THE DRIFT
 

If you’ve watched Mayflies and a few other migrational insects like Stoneflies and Midges hatch, they always fly upstream.

Four times a day (peak occurrences at first and last light) these little critters let go of where they are and drift downstream.

Immature bugs drift downstream, mature insects fly upstream, nature’s way of distributing the biomass.

When Fran Gough did his insect study on the Little Lehigh, behavioral drift was apparent.

Fran Gough’s study also displayed the phenomenon of Terrestrial Drift. At first light substantial numbers of ants appeared in the drift.
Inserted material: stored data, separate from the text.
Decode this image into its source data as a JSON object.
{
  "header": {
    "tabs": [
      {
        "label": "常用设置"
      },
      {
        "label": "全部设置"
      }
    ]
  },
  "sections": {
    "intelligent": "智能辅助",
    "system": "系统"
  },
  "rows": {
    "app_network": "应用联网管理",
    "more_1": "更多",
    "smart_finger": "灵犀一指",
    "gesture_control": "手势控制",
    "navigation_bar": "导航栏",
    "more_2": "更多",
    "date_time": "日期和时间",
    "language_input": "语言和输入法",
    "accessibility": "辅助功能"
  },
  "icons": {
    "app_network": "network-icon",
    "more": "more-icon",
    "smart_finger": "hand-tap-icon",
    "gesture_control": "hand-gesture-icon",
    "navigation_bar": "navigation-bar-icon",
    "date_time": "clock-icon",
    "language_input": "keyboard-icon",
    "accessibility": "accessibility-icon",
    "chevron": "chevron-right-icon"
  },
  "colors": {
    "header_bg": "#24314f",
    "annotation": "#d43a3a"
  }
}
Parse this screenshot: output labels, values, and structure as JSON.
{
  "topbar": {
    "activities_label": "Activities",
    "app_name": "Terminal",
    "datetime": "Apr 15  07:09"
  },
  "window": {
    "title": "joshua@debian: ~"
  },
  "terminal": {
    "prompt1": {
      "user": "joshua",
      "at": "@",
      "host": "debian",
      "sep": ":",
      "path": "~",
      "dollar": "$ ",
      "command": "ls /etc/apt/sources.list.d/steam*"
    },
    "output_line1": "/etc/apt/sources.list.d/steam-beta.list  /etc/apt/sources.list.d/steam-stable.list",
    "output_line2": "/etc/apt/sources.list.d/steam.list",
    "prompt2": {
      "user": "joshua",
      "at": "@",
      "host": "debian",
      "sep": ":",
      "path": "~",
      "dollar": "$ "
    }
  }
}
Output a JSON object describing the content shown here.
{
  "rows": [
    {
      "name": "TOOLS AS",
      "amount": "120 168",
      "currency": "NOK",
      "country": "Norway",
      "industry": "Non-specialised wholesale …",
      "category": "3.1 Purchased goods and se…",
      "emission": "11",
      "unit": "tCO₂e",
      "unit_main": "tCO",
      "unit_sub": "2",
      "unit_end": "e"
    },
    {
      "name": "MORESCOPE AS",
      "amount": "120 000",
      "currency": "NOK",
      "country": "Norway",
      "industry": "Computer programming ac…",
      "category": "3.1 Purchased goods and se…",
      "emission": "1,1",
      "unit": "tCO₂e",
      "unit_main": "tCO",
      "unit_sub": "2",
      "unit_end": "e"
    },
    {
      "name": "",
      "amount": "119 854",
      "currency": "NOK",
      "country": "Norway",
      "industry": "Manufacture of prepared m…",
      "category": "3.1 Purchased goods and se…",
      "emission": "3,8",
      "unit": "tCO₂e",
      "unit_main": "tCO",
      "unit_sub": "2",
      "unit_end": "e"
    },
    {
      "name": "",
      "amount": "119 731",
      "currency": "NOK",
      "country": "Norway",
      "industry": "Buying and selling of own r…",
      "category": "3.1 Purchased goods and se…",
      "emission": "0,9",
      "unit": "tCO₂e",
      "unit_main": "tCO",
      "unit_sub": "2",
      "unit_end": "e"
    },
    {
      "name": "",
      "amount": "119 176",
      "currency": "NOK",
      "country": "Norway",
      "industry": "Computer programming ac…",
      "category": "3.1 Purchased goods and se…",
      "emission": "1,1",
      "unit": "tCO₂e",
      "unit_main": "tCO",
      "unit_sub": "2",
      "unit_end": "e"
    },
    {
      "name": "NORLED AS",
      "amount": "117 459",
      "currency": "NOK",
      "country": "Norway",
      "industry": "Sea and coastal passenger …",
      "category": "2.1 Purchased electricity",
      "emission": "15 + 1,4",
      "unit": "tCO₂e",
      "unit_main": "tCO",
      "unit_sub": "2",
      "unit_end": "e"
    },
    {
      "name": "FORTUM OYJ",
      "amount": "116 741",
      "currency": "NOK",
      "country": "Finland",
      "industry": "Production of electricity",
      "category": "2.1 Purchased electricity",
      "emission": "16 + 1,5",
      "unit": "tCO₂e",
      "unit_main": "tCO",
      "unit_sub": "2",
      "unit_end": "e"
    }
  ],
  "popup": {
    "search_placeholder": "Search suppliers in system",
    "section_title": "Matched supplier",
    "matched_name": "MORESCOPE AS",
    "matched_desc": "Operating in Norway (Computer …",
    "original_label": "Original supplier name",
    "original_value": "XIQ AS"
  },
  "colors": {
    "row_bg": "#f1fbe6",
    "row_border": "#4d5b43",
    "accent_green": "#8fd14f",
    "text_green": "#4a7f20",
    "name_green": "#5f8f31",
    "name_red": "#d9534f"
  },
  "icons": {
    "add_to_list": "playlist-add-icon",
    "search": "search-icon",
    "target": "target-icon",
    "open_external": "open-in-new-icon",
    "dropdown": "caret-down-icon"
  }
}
It’s worth being on the stream at sun up with a box full of ant patterns.

Between hatches Constant Drift is sparse but continual consisting of main hatch stragglers or maturing nymphs which lose their foot hold.

Anchor ice, drought and chemicals have an obvious affect on the stream eliminating fishing but flooding can make for interesting fishing.

Rising water sweeps Crane flies and terrestrials from rocks, branches and debris providing a plethora of fine dining to our finned friends. Have crane fly and terrestrial patterns in your fly box.

High water allows predatory big trout to access the shallows where bait fish usually find shelter.

Big fish feed use their lateral line to detect prey. High discolored water provides concealment. A rattle in your high water pattern won’t hurt.

Heavily fished special regulation areas result in leader shy trout limiting anglers to fine tippets which won’t handle the large flies necessary to catch the denisons of the deep. High discolored water allows The opportunity to whip out the 3x tippet ad size 6 flies.